Water Transport Mechanisms

Cohesion-Tension Theory

  • Describes the pull mechanism of water ascent in plants.

    • Water molecules are cohesive and adhere to xylem walls, allowing for efficient upward transport.

Root Pressure

  • Water movement driven by osmotic pressure due to solutes being actively transported into xylem.

Capillary Action

  • Water can move short distances due to adhesion and capillary forces, although limited in reaching tall plants like redwoods.

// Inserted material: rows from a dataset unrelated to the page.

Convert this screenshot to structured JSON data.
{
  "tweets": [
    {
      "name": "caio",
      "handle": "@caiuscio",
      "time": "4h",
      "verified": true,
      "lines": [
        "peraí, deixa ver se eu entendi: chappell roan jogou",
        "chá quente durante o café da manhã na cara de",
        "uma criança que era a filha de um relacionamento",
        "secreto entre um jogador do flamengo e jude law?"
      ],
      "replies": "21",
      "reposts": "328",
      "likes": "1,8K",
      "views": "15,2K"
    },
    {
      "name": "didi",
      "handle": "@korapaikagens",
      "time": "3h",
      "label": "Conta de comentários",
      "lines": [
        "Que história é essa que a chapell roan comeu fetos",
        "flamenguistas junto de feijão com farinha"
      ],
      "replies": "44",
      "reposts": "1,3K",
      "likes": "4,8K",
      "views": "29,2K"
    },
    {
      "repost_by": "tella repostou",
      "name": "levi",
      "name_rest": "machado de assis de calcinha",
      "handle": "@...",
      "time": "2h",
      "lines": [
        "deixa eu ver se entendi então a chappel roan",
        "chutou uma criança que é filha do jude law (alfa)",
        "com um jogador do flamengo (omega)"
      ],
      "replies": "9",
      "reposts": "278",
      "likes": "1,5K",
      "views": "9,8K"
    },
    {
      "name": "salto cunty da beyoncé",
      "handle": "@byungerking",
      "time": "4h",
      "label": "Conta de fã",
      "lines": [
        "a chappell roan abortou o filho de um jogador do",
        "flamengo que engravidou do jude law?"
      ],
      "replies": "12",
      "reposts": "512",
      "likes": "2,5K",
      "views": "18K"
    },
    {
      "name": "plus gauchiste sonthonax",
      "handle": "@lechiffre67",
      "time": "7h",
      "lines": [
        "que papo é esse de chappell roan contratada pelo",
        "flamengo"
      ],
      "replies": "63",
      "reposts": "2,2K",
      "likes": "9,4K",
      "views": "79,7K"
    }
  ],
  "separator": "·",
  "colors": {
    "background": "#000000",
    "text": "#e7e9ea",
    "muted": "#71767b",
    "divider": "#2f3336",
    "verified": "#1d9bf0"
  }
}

Summary of Root to Leaf Transport

  • Transport from roots to leaves involves:

    • Pushing action from root pressure.

    • Pulling action due to transpiration and cohesion-tension.

Mechanisms for Ion Absorption

  • Active and selective processes of nutrient uptake in roots.

  • Strategies for ion movement via diffusion and mass flow, requiring energy.

Pathways in Water Movement

  • Illustrates apoplast and symplast pathways and their roles in transporting water from the soil to the vascular system.

Role of the Casparian Strip

  • Functions as a barrier that regulates water entry into the vascular system, preventing harmful substances from entering.

Ascent of Water in the Xylem

  • Water movement occurs via mass flow influenced by:

    • Cohesion-tension, capillarity, and root pressure from active solute secretions.

Importance of Sugar Transport (Translocation)

  • Essential for plant nutrition, moving sugars from production sites (sources) to usage sites (sinks).

  • The pressure flow hypothesis explains how sugars move through the phloem by pressure gradients created during loading and unloading.

Conclusion

  • Understanding these mechanisms provides insight into plant physiology and adaptations for survival in various environments.